I think in this modern age of endless choices a whole generation and a half of us (anyone come of age after 1960 say) seem to have a great difficulty in accepting and internalizing the idea of two people brought together by God, allotted and assigned to each other for one marriage, for better or worse, for their whole lives.
It’s a radical notion, but then again so is the notion of staying single to serve God, and so is the idea of everlasting love itself.
Think of all the married relationships that could have been saved if one or both parties to the marriage remembered that it was the Holy Spirit of God that likely brought them together (perhaps 10% of marriages are off from the get go), and then it was by the grace of God that they did the whole wedding and family thing.
A wise father toasted his newly married daughter this way “You have to believe that the Lord put you together in the first place.” (“Modern Love” NYT, by Sarah Healy.
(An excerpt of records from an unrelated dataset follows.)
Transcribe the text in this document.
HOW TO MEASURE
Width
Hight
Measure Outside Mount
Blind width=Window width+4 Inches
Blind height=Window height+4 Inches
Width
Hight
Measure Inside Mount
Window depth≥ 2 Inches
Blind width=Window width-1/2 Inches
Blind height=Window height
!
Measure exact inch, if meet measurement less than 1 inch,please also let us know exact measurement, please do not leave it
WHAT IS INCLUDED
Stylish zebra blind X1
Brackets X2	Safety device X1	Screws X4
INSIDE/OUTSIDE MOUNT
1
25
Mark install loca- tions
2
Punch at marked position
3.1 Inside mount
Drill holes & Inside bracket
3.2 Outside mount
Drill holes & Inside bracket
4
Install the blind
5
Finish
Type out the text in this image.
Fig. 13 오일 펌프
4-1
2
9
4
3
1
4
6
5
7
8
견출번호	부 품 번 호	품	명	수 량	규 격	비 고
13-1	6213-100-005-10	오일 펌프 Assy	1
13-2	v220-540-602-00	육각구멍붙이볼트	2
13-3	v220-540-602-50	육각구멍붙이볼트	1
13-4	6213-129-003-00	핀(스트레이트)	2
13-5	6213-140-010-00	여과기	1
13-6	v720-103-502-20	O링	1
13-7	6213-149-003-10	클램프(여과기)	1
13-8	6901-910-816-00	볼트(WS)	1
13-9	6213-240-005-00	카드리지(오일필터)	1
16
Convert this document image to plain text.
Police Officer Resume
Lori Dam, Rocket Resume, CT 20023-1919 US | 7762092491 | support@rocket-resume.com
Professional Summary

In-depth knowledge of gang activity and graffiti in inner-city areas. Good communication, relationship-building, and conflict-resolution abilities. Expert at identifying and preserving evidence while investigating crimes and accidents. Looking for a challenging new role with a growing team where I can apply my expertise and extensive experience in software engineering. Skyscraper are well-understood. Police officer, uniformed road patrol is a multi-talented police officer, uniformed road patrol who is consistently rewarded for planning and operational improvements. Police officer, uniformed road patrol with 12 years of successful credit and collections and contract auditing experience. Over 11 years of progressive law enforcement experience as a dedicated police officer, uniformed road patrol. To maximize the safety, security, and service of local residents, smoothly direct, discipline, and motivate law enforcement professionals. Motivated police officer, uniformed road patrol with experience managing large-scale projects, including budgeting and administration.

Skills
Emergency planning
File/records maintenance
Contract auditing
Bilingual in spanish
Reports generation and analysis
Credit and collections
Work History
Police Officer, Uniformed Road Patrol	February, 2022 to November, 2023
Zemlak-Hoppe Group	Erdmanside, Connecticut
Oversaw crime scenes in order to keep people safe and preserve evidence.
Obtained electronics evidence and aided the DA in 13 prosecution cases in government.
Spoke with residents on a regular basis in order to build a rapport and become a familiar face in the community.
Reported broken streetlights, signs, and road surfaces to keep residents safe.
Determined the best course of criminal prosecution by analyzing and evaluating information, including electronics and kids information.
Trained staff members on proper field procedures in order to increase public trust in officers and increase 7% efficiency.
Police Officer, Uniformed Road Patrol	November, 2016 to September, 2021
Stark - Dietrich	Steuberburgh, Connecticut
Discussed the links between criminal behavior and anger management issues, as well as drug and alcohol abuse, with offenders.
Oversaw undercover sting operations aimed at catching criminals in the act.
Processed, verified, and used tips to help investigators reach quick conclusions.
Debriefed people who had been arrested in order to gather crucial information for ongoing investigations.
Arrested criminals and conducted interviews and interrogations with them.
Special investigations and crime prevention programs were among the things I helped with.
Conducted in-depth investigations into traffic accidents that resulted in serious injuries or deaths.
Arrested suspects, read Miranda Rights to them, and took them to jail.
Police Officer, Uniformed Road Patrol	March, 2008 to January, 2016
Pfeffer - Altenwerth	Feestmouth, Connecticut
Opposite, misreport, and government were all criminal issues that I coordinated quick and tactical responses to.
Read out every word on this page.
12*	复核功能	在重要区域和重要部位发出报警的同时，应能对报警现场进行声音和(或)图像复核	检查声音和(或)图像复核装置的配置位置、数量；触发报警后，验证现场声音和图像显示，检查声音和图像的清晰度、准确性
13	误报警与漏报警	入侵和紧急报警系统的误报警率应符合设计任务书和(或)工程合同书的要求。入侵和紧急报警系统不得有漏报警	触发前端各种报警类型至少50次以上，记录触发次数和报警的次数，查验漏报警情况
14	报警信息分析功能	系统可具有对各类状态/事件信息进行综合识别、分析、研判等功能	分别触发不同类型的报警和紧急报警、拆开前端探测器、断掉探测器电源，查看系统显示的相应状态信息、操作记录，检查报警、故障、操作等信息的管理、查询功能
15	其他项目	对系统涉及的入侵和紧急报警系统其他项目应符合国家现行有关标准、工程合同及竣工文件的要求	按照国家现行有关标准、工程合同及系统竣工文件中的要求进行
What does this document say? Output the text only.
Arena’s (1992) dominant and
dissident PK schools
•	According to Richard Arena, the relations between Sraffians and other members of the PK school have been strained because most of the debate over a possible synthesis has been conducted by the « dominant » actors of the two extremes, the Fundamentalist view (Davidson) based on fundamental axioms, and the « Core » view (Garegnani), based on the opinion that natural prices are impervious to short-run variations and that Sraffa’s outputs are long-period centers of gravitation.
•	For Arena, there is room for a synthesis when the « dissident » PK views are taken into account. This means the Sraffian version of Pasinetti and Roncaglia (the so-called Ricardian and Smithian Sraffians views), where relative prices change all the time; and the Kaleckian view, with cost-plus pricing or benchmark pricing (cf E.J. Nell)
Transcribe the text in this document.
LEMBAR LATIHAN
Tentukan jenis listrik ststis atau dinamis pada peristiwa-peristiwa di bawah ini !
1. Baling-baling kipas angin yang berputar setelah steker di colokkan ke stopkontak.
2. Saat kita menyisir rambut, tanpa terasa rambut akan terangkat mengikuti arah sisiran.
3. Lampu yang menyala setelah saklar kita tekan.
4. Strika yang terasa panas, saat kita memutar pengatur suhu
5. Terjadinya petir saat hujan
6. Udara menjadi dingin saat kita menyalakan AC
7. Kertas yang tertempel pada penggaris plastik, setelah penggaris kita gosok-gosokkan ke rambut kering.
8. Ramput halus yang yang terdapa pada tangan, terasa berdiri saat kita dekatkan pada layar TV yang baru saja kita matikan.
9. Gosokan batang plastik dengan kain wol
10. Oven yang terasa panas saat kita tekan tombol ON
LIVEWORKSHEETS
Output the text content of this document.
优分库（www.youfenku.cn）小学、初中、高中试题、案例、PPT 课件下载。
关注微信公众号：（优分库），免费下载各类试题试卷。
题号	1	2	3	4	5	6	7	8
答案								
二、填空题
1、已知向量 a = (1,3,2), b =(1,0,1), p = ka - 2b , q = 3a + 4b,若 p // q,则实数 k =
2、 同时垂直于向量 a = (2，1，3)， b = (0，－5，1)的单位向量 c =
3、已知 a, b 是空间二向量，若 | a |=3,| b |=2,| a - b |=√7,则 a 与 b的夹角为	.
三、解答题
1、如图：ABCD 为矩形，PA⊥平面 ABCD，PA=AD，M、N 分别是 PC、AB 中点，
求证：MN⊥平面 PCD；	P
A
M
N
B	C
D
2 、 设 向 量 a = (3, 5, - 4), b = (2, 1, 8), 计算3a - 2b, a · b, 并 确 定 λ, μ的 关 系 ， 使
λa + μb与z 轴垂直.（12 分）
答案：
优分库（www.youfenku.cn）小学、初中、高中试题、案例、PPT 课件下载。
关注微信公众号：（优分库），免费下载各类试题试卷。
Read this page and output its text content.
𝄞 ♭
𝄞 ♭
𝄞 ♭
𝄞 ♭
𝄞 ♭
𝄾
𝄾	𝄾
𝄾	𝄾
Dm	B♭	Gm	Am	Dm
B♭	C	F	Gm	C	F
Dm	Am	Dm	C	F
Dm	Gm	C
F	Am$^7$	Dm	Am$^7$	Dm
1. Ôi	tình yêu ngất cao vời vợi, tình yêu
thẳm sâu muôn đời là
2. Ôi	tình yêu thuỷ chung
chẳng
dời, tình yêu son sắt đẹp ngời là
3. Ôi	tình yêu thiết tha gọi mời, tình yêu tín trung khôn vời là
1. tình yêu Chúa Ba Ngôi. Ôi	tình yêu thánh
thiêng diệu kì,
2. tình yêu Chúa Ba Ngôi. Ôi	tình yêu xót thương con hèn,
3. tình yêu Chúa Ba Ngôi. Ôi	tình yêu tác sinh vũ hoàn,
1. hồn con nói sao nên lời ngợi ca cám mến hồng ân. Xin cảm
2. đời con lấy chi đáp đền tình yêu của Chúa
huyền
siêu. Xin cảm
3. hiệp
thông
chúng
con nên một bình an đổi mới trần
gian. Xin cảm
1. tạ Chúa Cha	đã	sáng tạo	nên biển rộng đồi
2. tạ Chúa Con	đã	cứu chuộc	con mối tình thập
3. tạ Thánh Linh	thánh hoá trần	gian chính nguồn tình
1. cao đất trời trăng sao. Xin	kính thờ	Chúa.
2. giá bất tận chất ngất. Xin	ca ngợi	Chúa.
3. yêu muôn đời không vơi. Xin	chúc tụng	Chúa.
Oct. 30, 2011 p. 6.)
Think of Hosea forgiving his wandering wife Gomer. Think of Gerald Ford staying with Betty, before the clinic. Think of the aging spouse with all his faculties staying with a spouse who has dementia, after a pastor says it’s OK to leave.
I’m glad Register has embarked on this sort of cheesy new feature on matchmaking. It serves to remind us Christian folks that God does it better than anyone. It also prompts all of us to remember the various relationships we have received from God, and to internalize that these are often the most fertile and ripe faith fields, where we often reap just what we sow.